THE DATA DIALOGUE
On the 17 December 2021 Meta’s Alejandra-Parra Orlandoni and Denise Spellman-Butler hosted a discussion with external experts from academia, civil society and industry on the subject of PETs. They had three aims in mind: firstly, to present Meta’s research on PETs and share insights with the community; secondly, to discuss the many trade-offs related to de-identification and questions of fairness and explainability when it comes to privacy enhancing technologies and de-identification; and thirdly, to gain critical signal on how we can work together across disciplines to ensure the successful implementation of PETs in a way which is transparent and fair for users.
The event was a mixture of talks and interactive workshops aimed at teasing out some of the tensions that many in the industry face when trying to balance the value of data while protecting the personal information of users. In a series of exercises, experts explored the boundaries between anonymity and identifiability and ways in which various techniques could meet the expectations of users while maintaining the integrity of the data and our ability to learn from it. The assumption underlying these discussions is that we want to empower users with transparency and appropriate controls which will help them to optimize their online experiences and enhance their trust in the internet.

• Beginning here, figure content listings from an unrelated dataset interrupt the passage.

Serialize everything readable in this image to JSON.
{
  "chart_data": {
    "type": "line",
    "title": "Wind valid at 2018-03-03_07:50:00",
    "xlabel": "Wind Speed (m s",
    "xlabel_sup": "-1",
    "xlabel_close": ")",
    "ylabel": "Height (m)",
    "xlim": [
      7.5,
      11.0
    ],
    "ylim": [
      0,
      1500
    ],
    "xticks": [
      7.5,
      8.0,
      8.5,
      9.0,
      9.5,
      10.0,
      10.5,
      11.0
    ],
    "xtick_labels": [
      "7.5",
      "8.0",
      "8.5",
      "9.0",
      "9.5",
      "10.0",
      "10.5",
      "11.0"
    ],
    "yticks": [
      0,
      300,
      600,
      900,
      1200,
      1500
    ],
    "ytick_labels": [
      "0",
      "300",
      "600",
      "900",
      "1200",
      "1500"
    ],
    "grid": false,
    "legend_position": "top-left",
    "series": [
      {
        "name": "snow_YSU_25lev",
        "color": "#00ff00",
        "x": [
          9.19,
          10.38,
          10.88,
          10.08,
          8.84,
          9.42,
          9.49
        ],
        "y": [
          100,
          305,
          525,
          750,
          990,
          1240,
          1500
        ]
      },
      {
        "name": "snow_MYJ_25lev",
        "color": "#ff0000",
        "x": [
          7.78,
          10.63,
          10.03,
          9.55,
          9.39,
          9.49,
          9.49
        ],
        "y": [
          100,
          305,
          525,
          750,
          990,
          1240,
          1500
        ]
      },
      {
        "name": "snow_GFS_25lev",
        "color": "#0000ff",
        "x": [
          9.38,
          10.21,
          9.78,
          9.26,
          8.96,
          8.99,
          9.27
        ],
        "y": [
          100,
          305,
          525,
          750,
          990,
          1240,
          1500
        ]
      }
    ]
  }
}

In order to expose and tease out some of the tensions between using personal information to develop new services and prioritizing people’s privacy in the first discussion, the participants were presented with two hypothetical use cases. In the first scenario, a public transport operator was interested in working with a university to gather insights from passenger location and movement data - specifically data about where passengers on particular routes may get on and off the train. Their hypothesis was that having detailed information would help them plan where to locate new stops, and what type of services and facilities they would need at these stops. The second use case concerned use of an online dating app where some sharing and transparency is required in order to build trust among the community of users, and where concerns around security and safety are heightened.
Some significant takeaways from this discussion on data anonymization trade-offs included:
1. Whether potential benefits of using personal data ever outweigh the risk of harm to people is often not a linear analysis and will depend on the overall context of the use case and environment.
2. The data that provides the most benefit to people may simultaneously pose the most risks. Oftentimes sensitive data might be of highest benefit to people planning inclusive services (e.g. age, gender, religion), but it is also the most risky to use. For example, in the first scenario: The gender of train passengers might be an important data point to note if safety of train station design is being considered, but revealing this might also put female train passengers at higher risk if the data is leaked or subject to adversarial attack.
3. We must keep in mind the technical and economic implications of PETs, in particular the balance between the need to protect people’s privacy via regulation and the need to preserve innovation. One challenge to consider is whether young companies will have the means to develop and implement PETs, given their technical complexity and associated costs. For example, in the second scenario: We considered a startup where inherently risky but voluntary data sharing was integral to the service which is being delivered. The question of how to balance entrepreneurship with the need to ensure user safety in a context - such as a dating app - took center stage.
Ensuring Fairness without Data
Following this session there was a Fireside Chat which covered the crucial topic of fairness. In particular, experts discussed how internet-based companies can ensure that all users are treated fairly without access to information - sometimes highly sensitive information - about who they are. That way, we can ensure that algorithms and other technologies are auditable and can be corrected when they get things wrong while preserving people’s privacy. The key insights here included the use of PETs to assess fairness in a more privacy-protective way, as well as “fairness by design” and the prospect of involving more people directly in the participative act of designing the algorithms and technologies which affect them, so that there is much more transparency into how these systems work and how they can be improved.
The User Experience of PETs
In the final session of the event the group considered the user experience aspect of PETs: whether and, critically, how these often complex technologies could be explained to users. The main insight was that messaging and educational experiences around the application of PETs must sit alongside more broadly focused privacy resources which help users of all digital literacy levels to build “mental models” of privacy and the ways in which it can be enhanced online. Metaphors which encourage people to think about privacy as something which is dynamic and context-specific can be especially useful, as long as they are not overly simplistic.
Likewise, delivering information about privacy and PETs should be considered as a part of the broader user experience journey, with careful choices being made about whether the information should be offered upfront during the app or onboarding experience, in the context of trying to complete a specific action or task, or available at any time on-demand through menu and setting options. The best approach may be some combination of all three which adds enough “friction” to the experience to encourage users to think about their data sharing practices, without making the service clunky and frustrating.
In the coming months the Privacy and Data Policy Team at Meta will continue working with external experts on understanding and implementing PETs in ways which provide optimal privacy protection and clarity for users, and where appropriate we will publish our learnings from this work on the TTC Labs site.
Special thanks to Denise Butler, M.Alejandra Parra-Orlandoni and Sabrina B. Ross for their help with this note.